La grande force du débat philosophique est, et c’est selon nous sa cinquième vertu, de permettre à nos jeunes de s’interroger, d’émettre une opinion sur des sujets qu’ils n’ont pas encore eu l’occasion d’aborder parce que souvent le contexte social ou culturel dans lequel ils vivent ne leur en n’a pas donné la possibilité.

Il faut cependant être réaliste : l’intensité des débats n’est pas toujours la même et certaines séances peuvent rester cantonnées à des échanges de type « vie de classe »[7], surtout lorsque l’on débute avec un groupe. Cependant, même si nous ne possédons pas d’instruments pour le quantifier, (sinon des témoignages positifs des acteurs principaux lors d’une séance bilan en fin d’année) je suis bien évidemment convaincu des effets bénéfiques, voire « civilisateurs » du débat philosophique.

De débat en débat des transformations infimes s’opèrent doucement en chacun. Un élève n’est plus vraiment le même (ni un adulte d’ailleurs) lorsqu’il a débattu sur des questions comme « La femme est-elle l’égale de l’homme ? », « Peut-on vivre sans penser ? » « Pourquoi se bat-on ? », ou bien « Quelle différence y- a t-il entre l’amour et l’amitié ? »[8].

Inscrit à leur emploi du temps, l’heure du débat philosophique devient pour nos élèves, un espace de parole institutionnalisé, dont beaucoup, au fil des semaines, attendent le moment avec impatience.

Notre société qui se lamente sans cesse des incivilités des jeunes dans les enceintes scolaires et à l’extérieure de celles-ci, devrait réfléchir aux outils que l’on peut proposer à nos enfants afin qu’ils puissent se construire comme des citoyens libres.

A l’heure du grand questionnement sur l’Ecole, le débat philosophique est, me semble t-il, l’un de ces outils à notre disposition.


Notes

[1] Intervention du professeur Daniel MARCELLI lors de la conférence « Maltraitance des enfants : en parler pour mieux lutter ensemble » du 30 janvier 2001 à la MJC « Le Local » à POITIERS. Le professeur MARCELLI, pédopsychiatre, spécialiste de l’adolescence, est chef de service au CHU Henri LABORIT (Psychiatrie Adolescence) à POITIERS.

[2] La prise de conscience de cette forme de violence est en train d’émerger à un niveau national. En effet un colloque très important intitulé « Chronique des violences invisibles » organisé par le Défenseur des enfants et la Ligue Française de Santé Mentale s’est tenu à Paris le 13 octobre 2003, avec des intervenants très variés comme Alain BENTOLILA, Boris CYRULNIK, , Philippe MERIEU ou Marcel RUFFO, pour ne citer que les plus médiatiques.
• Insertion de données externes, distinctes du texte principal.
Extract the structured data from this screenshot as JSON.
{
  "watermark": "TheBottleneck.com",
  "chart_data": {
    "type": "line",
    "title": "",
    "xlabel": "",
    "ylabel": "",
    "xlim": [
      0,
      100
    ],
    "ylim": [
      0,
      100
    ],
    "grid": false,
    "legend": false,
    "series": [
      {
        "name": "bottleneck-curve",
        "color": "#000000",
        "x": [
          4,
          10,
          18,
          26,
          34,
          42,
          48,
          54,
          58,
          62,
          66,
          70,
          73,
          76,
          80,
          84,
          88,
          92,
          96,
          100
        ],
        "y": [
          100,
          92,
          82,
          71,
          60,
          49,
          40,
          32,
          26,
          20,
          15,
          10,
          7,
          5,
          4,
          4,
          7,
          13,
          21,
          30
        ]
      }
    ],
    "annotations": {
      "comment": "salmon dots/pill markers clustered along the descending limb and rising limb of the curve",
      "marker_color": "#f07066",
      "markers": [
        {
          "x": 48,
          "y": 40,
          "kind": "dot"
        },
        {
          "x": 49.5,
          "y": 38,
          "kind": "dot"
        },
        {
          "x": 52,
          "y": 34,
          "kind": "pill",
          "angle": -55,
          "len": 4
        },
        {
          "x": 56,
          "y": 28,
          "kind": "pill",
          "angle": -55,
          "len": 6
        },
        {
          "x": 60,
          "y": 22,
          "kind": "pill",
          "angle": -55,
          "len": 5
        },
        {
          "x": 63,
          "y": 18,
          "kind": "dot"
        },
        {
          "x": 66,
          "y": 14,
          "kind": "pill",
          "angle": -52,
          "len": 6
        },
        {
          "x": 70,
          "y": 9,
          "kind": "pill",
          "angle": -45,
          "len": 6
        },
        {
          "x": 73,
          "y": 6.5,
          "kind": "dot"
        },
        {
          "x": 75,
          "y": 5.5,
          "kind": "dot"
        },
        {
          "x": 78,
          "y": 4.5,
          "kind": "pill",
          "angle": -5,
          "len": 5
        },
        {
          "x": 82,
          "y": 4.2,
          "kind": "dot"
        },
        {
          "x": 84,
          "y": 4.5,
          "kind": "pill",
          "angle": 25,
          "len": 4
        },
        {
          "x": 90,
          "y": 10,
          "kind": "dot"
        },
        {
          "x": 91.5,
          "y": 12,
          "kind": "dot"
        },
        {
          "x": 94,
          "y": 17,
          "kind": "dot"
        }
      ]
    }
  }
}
Cette rencontre s’est fixée le but « d’alerter les professionnels de l’enfance comme le grand public sur l’existence de formes de violences à l’encontre des enfants et des adolescents si peu visibles qu’elles sont le plus souvent considérées comme ‘éducatives’ ».

[3] L’expression ne s’est pas encore actualisée bien que la S.E.S (Section d’Enseignement Spécialisé) ait été remplacée depuis le début des années 90, par la S.E.G.P.A (Section d’Enseignement Général et professionnel Adapté).

[4] L’expérience du débat philosophique menée en 2003 auprès des élèves de 5°, a confirmé le même constat.

[5] Nous avons la chance que notre intervenant, Jean-François CHAZERANS, réponde à ce critère essentiel.

[6] Nous interprétons, à mon sens, toujours trop rapidement les phénomènes d’agressivité dont nous sommes les témoins ou les victimes. Mon expérience en SEGPA m’a démontré que plus nous prenons de la distance face à « l’événement » qui se présente à nous, tout en étant attentif aux sentiments que le jeune veut exprimer, car il souhaite être écouté, plus vite la violence retombe.

[7] L’heure de « Vie de classe » est le moment de la semaine consacré à l’écoute des élèves. Ils peuvent y exprimer leurs problèmes rencontrés dans la « vie de la classe », leurs remarques et suggestions, leurs projets aussi . Pour le professeur référent , ce temps, est un des moyens pour effectuer une régulation du groupe-classe.

[8] Toutes ces questions ont été proposés par nos élèves, parfois reformulées par nous-mêmes.